Pero en aquel momento, en la casa de Autonomía, la crisis por conseguir cierto orden en la mesa del comedor, donde se iban a juntar 18 personas, era mayor que la que se vivía en el Congreso de Madrid. Así que Benita puso orden:

“¡Está bien!, Silencio. Os voy a contar cómo esta familia, que nació en esta casa…, bien habría podido venir al mundo en Argentina. ¿Sabíais que mi padre y el padre de vuestro abuelo estuvieron viviendo y trabajando en Argentina al mismo tiempo y que podían haberse conocido?”. Ahora sí, mientras los pequeños, callados por obligación, se empezaban a aburrir, sus nietos mayores la miraron con los ojos como platos. No sabían que entre 1880 y 1920, más de dos millones de españoles habían emigrado al país americano en busca de mejor vida y que, entre ellos, se encontraban sus dos bisabuelos.

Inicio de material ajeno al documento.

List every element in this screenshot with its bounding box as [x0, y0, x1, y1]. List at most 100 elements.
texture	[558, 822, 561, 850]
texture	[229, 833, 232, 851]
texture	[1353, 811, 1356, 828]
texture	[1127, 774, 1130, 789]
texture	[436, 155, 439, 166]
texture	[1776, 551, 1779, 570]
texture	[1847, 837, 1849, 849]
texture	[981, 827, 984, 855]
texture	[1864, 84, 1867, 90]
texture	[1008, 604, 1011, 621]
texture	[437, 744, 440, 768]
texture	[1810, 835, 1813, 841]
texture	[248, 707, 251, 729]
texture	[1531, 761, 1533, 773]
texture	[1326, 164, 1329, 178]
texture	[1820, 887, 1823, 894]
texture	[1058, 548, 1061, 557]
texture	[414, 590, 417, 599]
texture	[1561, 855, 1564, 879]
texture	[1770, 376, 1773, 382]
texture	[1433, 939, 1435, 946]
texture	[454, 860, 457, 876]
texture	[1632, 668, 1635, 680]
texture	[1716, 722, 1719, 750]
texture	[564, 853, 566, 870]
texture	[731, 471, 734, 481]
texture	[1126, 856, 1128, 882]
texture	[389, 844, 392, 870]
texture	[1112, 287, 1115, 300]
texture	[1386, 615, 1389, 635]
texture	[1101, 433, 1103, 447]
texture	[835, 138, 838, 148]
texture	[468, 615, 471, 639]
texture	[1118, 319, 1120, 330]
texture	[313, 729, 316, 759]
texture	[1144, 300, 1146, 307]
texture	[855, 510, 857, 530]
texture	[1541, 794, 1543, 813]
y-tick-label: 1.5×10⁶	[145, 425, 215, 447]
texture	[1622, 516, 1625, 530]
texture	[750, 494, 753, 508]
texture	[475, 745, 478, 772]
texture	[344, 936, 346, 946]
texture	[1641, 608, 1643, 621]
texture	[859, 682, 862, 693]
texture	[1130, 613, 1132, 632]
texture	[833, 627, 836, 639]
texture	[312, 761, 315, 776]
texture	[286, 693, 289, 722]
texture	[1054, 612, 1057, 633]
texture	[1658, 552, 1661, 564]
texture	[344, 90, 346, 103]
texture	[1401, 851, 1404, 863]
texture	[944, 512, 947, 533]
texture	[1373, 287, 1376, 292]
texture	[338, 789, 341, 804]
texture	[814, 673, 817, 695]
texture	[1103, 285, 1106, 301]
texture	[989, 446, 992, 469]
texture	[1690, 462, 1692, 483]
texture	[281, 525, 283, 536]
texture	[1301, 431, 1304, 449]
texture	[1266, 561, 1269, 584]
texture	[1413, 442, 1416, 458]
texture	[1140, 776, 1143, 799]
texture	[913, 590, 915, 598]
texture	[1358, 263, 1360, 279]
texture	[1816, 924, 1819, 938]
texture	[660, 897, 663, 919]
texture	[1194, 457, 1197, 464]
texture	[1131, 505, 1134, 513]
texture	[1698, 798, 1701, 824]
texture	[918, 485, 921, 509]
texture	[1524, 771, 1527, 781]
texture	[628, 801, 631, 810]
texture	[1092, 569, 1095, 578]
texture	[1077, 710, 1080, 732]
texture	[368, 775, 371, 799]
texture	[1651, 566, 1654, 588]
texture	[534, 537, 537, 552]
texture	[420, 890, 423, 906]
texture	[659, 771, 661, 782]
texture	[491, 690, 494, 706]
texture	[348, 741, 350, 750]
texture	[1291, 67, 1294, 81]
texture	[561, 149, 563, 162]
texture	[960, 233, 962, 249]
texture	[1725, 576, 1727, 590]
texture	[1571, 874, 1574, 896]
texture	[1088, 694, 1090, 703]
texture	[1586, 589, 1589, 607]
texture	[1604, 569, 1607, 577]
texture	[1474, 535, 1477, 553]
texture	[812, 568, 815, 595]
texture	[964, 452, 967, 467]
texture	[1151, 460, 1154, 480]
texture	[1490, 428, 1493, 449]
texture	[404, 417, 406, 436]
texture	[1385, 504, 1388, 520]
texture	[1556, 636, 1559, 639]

José García y Manuel Romero eran dos más de aquellos jóvenes humildes de la España profunda que vieron una oportunidad en las que hasta hacía bien poco habían sido colonias españolas. Eran tierra de promisión: Venezuela, Guatemala y, sobre todo, México y Argentina. Ambos jóvenes marcharon cuando ya habían formado una familia y tenían hijos e hijas, respectivamente: José García dejó en Salamanca a Aquilina con Eusebio y Josemari; en Munilla, de donde salió Manuel Romero, se quedaron su esposa Ascensión y su hija Benita, quien prosiguió el relato: “Fueron en barco, no había aviones en aquellos años, durante días en unas condiciones terribles: sin comida ni agua, hacinados como ganado. Llegaron desfallecidos, sin recursos, a buscarse la vida. Mi padre Manuel tenía un contacto, un primo en Buenos Aires que regentaba un comercio; el padre de vuestro abuelo, José, se marchó a la aventura a la Pampa, a trabajar en una hacienda como gaucho”.

“Pero los dos duraron poco tiempo allí, no servían para esa vida y les podía la nostalgia de la familia que se había quedado en España”, continuó la abuela ante unos nietos que se imaginaban aquel pasado viajero. “Eran hombres buenos, y, para sobrevivir en aquellos años en Argentina, no había que tener escrúpulos: mi padre Manuel tuvo una mala experiencia con su hermano Vicente, que le explotó vilmente y le hacía dormir en el almacen de su tienda, en el suelo; y José se reveló como un sentimental: su mujer le envió una foto de los dos niños y cuando la recibió fue tan grande la pena que, llorando, tiró el sombrero, las boleadoras, el poncho y la chiripá, tomó un barco a Cádiz y volvió a Salamanca. Ninguno de los dos hizo fortuna en Argentina y al final acabaron aquí, en Bilbao”.

Benita lo había conseguido una vez más: los niños, tranquilos, y la conversación política, aparcada hasta la sobremesa.